The service mesh pattern allows us to ‘outsource’ the network management of inbound and outbound requests made by any service including 3rd party applications. This is achieved by using an out of process proxy, which manages every inbound and outbound network request.
This proxy sits on the execution path of every request and it’s therefore a data plane process, and since one of the use-cases is implementing end-to-end TLS encryption and observability, you run one instance of the proxy alongside every service so that you can seamlessly implement those features without requiring the application teams to do too much work and abstracting those concerns away from them.
This data plane proxy runs alongside every replica of every service which gives a decentralized deployment (as opposed to the API gateway pattern, which is a centralized deployment). To keep latency at a minimum, we can run the data plane proxy on the same machine (VM, host, pod) as the service that we are running. The proxy acts as a load balancer for incoming requests, and a reverse proxy for outgoing.
To implement this decentralized proxy service we will need a control plane to enforce policies and propagate the correct configurations.
The service mesh pattern, therefore, is more invasive than the API gateway pattern because it requires us to deploy a data plane proxy next to each instance of every service, requiring us to update our CI/CD jobs in a substantial way when deploying our applications.
With service mesh, we are fundamentally dealing with one primary use case.
Use Case: Service Connectivity
By outsourcing the network management to a third-party proxy application, the teams can avoid implementing network management in their own services. The proxy can then implement features like mutual TLS encryption, identity, routing, logging, tracing, load-balancing and so on for every service and workload that we deploy, including third-party services like databases that our organization is adopting but not building from scratch.
Since service connectivity within the organization will run on a large number of protocols, a complete service mesh implementation will ideally support not just HTTP but also any other TCP traffic, regardless of connections travelling north-south or east-west. In this context, service mesh supports a broader range of services and implements L4/L7 traffic policies, whereas API gateways have historically been more focused on L7 policies only.
From a conceptual standpoint, service mesh has a very simple view of the workloads that are running in our systems: everything is a service, and services can talk to each other. Because an API gateway is also a service that receives requests and makes requests, an API gateway would just be a service among other services in a mesh.

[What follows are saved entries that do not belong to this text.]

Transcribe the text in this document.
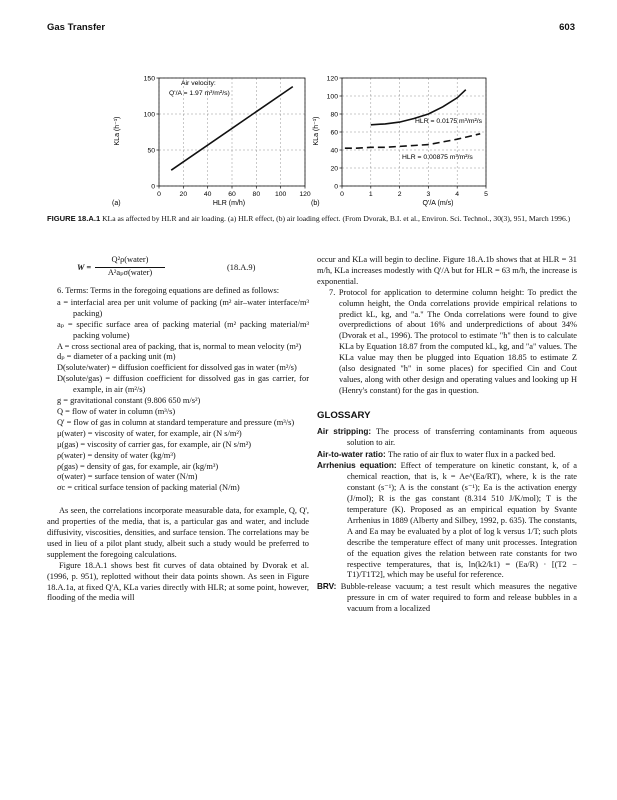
Gas Transfer	603
0	20 40 60 80 100 120
0
50
100
150
Air velocity:
Q'/A = 1.97 m³/m²/s)
HLR (m/h)
KLa (h⁻¹)
(a)
0	1	2	3	4	5
0
20
40
60
80
100
120
HLR = 0.0175 m³/m²/s
HLR = 0.00875 m³/m²/s
Q'/A (m/s)
KLa (h⁻¹)
(b)
FIGURE 18.A.1 KLa as affected by HLR and air loading. (a) HLR effect, (b) air loading effect. (From Dvorak, B.I. et al., Environ. Sci. Technol., 30(3), 951, March 1996.)
W =
Q²ρ(water)
A²aₚσ(water)
(18.A.9)

6. Terms: Terms in the foregoing equations are defined as follows:

a = interfacial area per unit volume of packing (m² air–water interface/m³ packing)

aₚ = specific surface area of packing material (m² packing material/m³ packing volume)

A = cross sectional area of packing, that is, normal to mean velocity (m²)

dₚ = diameter of a packing unit (m)

D(solute/water) = diffusion coefficient for dissolved gas in water (m²/s)

D(solute/gas) = diffusion coefficient for dissolved gas in gas carrier, for example, in air (m²/s)

g = gravitational constant (9.806 650 m/s²)

Q = flow of water in column (m³/s)

Q' = flow of gas in column at standard temperature and pressure (m³/s)

μ(water) = viscosity of water, for example, air (N s/m²)

μ(gas) = viscosity of carrier gas, for example, air (N s/m²)

ρ(water) = density of water (kg/m³)

ρ(gas) = density of gas, for example, air (kg/m³)

σ(water) = surface tension of water (N/m)

σc = critical surface tension of packing material (N/m)

As seen, the correlations incorporate measurable data, for example, Q, Q', and properties of the media, that is, a particular gas and water, and include diffusivity, viscosities, densities, and surface tension. The correlations may be used in lieu of a pilot plant study, albeit such a study would be preferred to supplement the foregoing calculations.

Figure 18.A.1 shows best fit curves of data obtained by Dvorak et al. (1996, p. 951), replotted without their data points shown. As seen in Figure 18.A.1a, at fixed Q'A, KLa varies directly with HLR; at some point, however, flooding of the media will

occur and KLa will begin to decline. Figure 18.A.1b shows that at HLR = 31 m/h, KLa increases modestly with Q'/A but for HLR = 63 m/h, the increase is exponential.

7. Protocol for application to determine column height: To predict the column height, the Onda correlations provide empirical relations to predict kL, kg, and "a." The Onda correlations were found to give overpredictions of about 16% and underpredictions of about 34% (Dvorak et al., 1996). The protocol to estimate "h" then is to calculate KLa by Equation 18.87 from the computed kL, kg, and "a" values. The KLa value may then be plugged into Equation 18.85 to estimate Z (also designated "h" in some places) for specified Cin and Cout values, along with other design and operating values and looking up H (Henry's constant) for the gas in question.

GLOSSARY

Air stripping: The process of transferring contaminants from aqueous solution to air.

Air-to-water ratio: The ratio of air flux to water flux in a packed bed.

Arrhenius equation: Effect of temperature on kinetic constant, k, of a chemical reaction, that is, k = Ae^(Ea/RT), where, k is the rate constant (s⁻¹); A is the constant (s⁻¹); Ea is the activation energy (J/mol); R is the gas constant (8.314 510 J/K/mol); T is the temperature (K). Proposed as an empirical equation by Svante Arrhenius in 1889 (Alberty and Silbey, 1992, p. 635). The constants, A and Ea may be evaluated by a plot of log k versus 1/T; such plots describe the temperature effect of many unit processes. Integration of the equation gives the relation between rate constants for two respective temperatures, that is, ln(k2/k1) = (Ea/R) · [(T2 − T1)/T1T2], which may be useful for reference.

BRV: Bubble-release vacuum; a test result which measures the negative pressure in cm of water required to form and release bubbles in a vacuum from a localized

The data plane proxies are effectively client load-balancers so they can route outgoing requests to other proxies (and therefore other services), the control plane of a service mesh must know the address of each proxy so that the L4/ L7 routing capability can be performed. The address can be associated with any meta-data, like the service name. By doing so, a service mesh essentially provides a built-in service discovery that doesn’t necessarily require a third-party solution. A service discovery tool can still be used to communicate outside of the mesh but most likely not for the traffic that goes inside the mesh.